InCoRo: In-Context Learning for Robotics Control with Feedback Loops
Jiaqiang Ye Zhu, Carla Gomez Cano, David Vazquez Bermudez, Michal Drozdzal
TL;DR
InCoRo addresses the challenge of robust robotic control in dynamic environments by integrating in-context learning with a classical feedback loop. The system uses a pre-processor to decompose user instructions into atomic actions and objects, and a control loop with an LLM controller, perception, and ROS2-based robots to adapt in real time. Empirical results on SCARA and DELTA arms show state-of-the-art static and dynamic performance, with large gains over the prior CaP baseline and clear evidence of robustness through ablations.

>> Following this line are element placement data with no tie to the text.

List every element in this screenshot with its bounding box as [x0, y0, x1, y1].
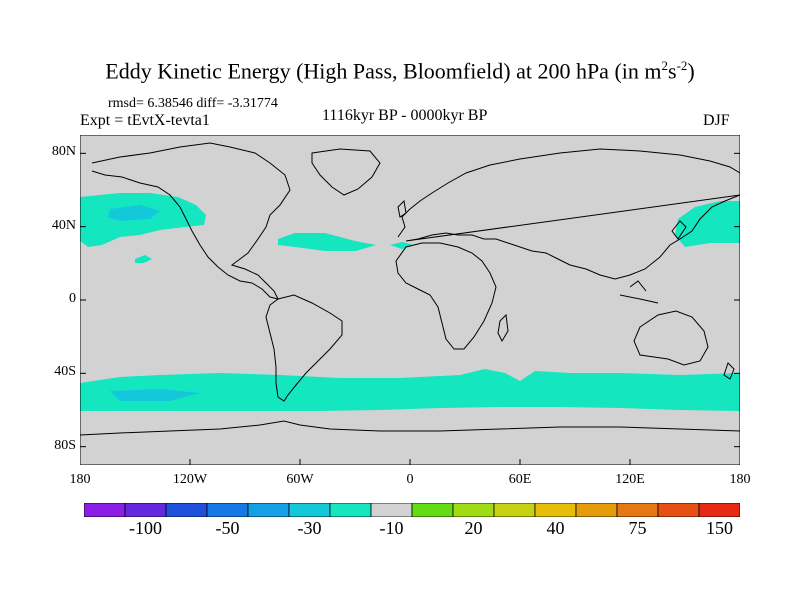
- lon-label: 120W: [172, 472, 208, 487]
- coast-antarctica: [80, 420, 740, 436]
- lat-label: 40N: [51, 217, 76, 233]
- anomaly-atlantic-small: [390, 242, 414, 249]
- lat-label: 80N: [51, 144, 76, 160]
- lon-label: 0: [406, 472, 414, 487]
- colorbar-swatch: [493, 503, 536, 517]
- colorbar-swatch: [165, 503, 208, 517]
- lat-label: 0: [69, 291, 76, 306]
- colorbar-swatch: [247, 503, 290, 517]
- colorbar-swatch: [288, 503, 331, 517]
- colorbar-swatch: [84, 503, 126, 517]
- lon-label: 180: [729, 472, 751, 487]
- map-ticks: [80, 152, 740, 465]
- lat-label: 40S: [54, 364, 76, 380]
- coast-uk: [397, 199, 407, 218]
- coast-indonesia: [619, 280, 659, 304]
- coast-eurasia: [397, 148, 740, 280]
- coast-australia: [633, 310, 709, 366]
- colorbar: [84, 503, 740, 517]
- coast-greenland: [311, 148, 381, 196]
- colorbar-swatch: [452, 503, 495, 517]
- period-label: 1116kyr BP - 0000kyr BP: [322, 107, 488, 124]
- colorbar-swatch: [575, 503, 618, 517]
- anomaly-north-atlantic: [278, 233, 376, 251]
- colorbar-label: 75: [628, 518, 647, 538]
- lon-label: 60W: [286, 472, 314, 487]
- anomaly-southern-ocean: [80, 369, 740, 411]
- world-map: [80, 135, 740, 465]
- coastlines: [80, 142, 740, 436]
- map-title: Eddy Kinetic Energy (High Pass, Bloomfie…: [105, 58, 695, 84]
- colorbar-swatch: [657, 503, 700, 517]
- colorbar-swatch: [124, 503, 167, 517]
- colorbar-label: 150: [706, 518, 733, 538]
- lat-label: 80S: [54, 437, 76, 453]
- coast-south-america: [265, 294, 343, 402]
- lon-label: 60E: [508, 472, 532, 487]
- colorbar-label: -10: [379, 518, 404, 538]
- map-background: [80, 135, 740, 465]
- coast-africa: [395, 242, 497, 350]
- colorbar-swatch: [698, 503, 740, 517]
- coast-madagascar: [497, 313, 509, 343]
- colorbar-label: 40: [546, 518, 565, 538]
- coast-north-america: [91, 142, 291, 300]
- experiment-label: Expt = tEvtX-tevta1: [80, 112, 210, 129]
- colorbar-label: -30: [297, 518, 322, 538]
- colorbar-label: -50: [215, 518, 240, 538]
- colorbar-swatch: [206, 503, 249, 517]
- anomaly-north-pacific-east-core: [108, 205, 160, 221]
- anomaly-subtropics-small: [135, 255, 152, 263]
- colorbar-swatch: [370, 503, 413, 517]
- stats-text: rmsd= 6.38546 diff= -3.31774: [108, 96, 278, 111]
- colorbar-swatch: [534, 503, 577, 517]
- anomaly-north-pacific-east: [80, 193, 206, 247]
- anomaly-north-pacific-west: [675, 201, 740, 247]
- lon-label: 120E: [615, 472, 645, 487]
- colorbar-swatch: [411, 503, 454, 517]
- lon-label: 180: [69, 472, 91, 487]
- coast-japan: [671, 220, 687, 240]
- coast-new-zealand: [723, 362, 735, 380]
- colorbar-label: 20: [464, 518, 483, 538]
- colorbar-swatch: [329, 503, 372, 517]
- colorbar-swatch: [616, 503, 659, 517]
- anomaly-southern-ocean-core: [110, 389, 200, 401]
- colorbar-label: -100: [129, 518, 162, 538]
- season-label: DJF: [703, 112, 730, 129]
- anomaly-regions: [80, 193, 740, 411]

This work demonstrates zero-shot generalization to new tasks and environments, advancing autonomous robotics toward adaptable, reliable operation in real-world settings.
Abstract
One of the challenges in robotics is to enable robotic units with the reasoning capability that would be robust enough to execute complex tasks in dynamic environments. Recent advances in LLMs have positioned them as go-to tools for simple reasoning tasks, motivating the pioneering work of Liang et al. [35] that uses an LLM to translate natural language commands into low-level static execution plans for robotic units. Using LLMs inside robotics systems brings their generalization to a new level, enabling zero-shot generalization to new tasks. This paper extends this prior work to dynamic environments. We propose InCoRo, a system that uses a classical robotic feedback loop composed of an LLM controller, a scene understanding unit, and a robot. Our system continuously analyzes the state of the environment and provides adapted execution commands, enabling the robot to adjust to changing environmental conditions and correcting for controller errors. Our system does not require any iterative optimization to learn to accomplish a task as it leverages in-context learning with an off-the-shelf LLM model. Through an extensive validation process involving two standardized industrial robotic units -- SCARA and DELTA types -- we contribute knowledge about these robots, not popular in the community, thereby enriching it. We highlight the generalization capabilities of our system and show that (1) in-context learning in combination with the current state-of-the-art LLMs is an effective way to implement a robotic controller; (2) in static environments, InCoRo surpasses the prior art in terms of the success rate; (3) in dynamic environments, we establish new state-of-the-art for the SCARA and DELTA units, respectively. This research paves the way towards building reliable, efficient, intelligent autonomous systems that adapt to dynamic environments.